Nos mesmos moldes acima, a CBS também será criada por lei complementar. Haverá ainda a possibilidade de cashback, com devolução da contribuição a pessoas físicas de baixa renda.
A definição e o alcance dos produtos que comporão a cesta básica serão feitos por Lei Complementar, sendo certo que deverá ter abrangência nacional. Também deverão ser definidos os produtos e serviços com alíquota reduzida.
Conclusão
Por todas as considerações, verifica-se a complexidade, a incompletude e o impacto que a reforma tributária refletirá na vida de todos os brasileiros. O setor de serviços, que representa cerca de 70% do PIB nacional, sofrerá as maiores mudanças e passará por uma verdadeira reorganização de índole operacional e contábil nos próximos anos.

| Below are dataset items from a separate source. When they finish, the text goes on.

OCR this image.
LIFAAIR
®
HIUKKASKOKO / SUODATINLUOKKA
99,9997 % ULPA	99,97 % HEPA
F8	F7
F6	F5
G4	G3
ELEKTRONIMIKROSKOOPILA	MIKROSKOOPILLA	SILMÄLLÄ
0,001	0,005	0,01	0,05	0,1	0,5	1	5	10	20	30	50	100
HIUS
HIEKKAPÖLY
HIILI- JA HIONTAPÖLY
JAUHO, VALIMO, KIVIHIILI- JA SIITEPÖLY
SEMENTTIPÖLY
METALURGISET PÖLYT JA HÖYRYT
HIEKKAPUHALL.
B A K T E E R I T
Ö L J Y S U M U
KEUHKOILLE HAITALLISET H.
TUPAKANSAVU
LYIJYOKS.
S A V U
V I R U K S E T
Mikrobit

A falta da Lei Complementar, e de legislação ulterior, cria uma grande incerteza em saber de que forma serão aplicados os princípios e as regras trazidas pela reforma. Além disso, existe possibilidade de mudanças ao texto no Senado Federal.
Certo é que a tão anunciada simplificação não será tão sensível como divulgado; tampouco se poderá cogitar qualquer redução no pagamento de tributos. A partir de 2024 já poderemos ver mudanças, como a nova incidência do IPVA, a criação do imposto seletivo e a progressividade do ITCMD, sendo certo que a tributação sobre o consumo terá suas modificações introduzidas a partir de 2026, apenas. O próximo passo será a reforma da tributação sobre a renda, sobretudo com a incidência de imposto sobre lucros e dividendos.
A complexidade do Sistema Tributário Nacional e da legislação brasileira exige um constante assessoramento jurídico ao setor produtivo, de modo a garantir sua adaptação às novidades e a preservar seus interesses dentro da moldura normativa posta.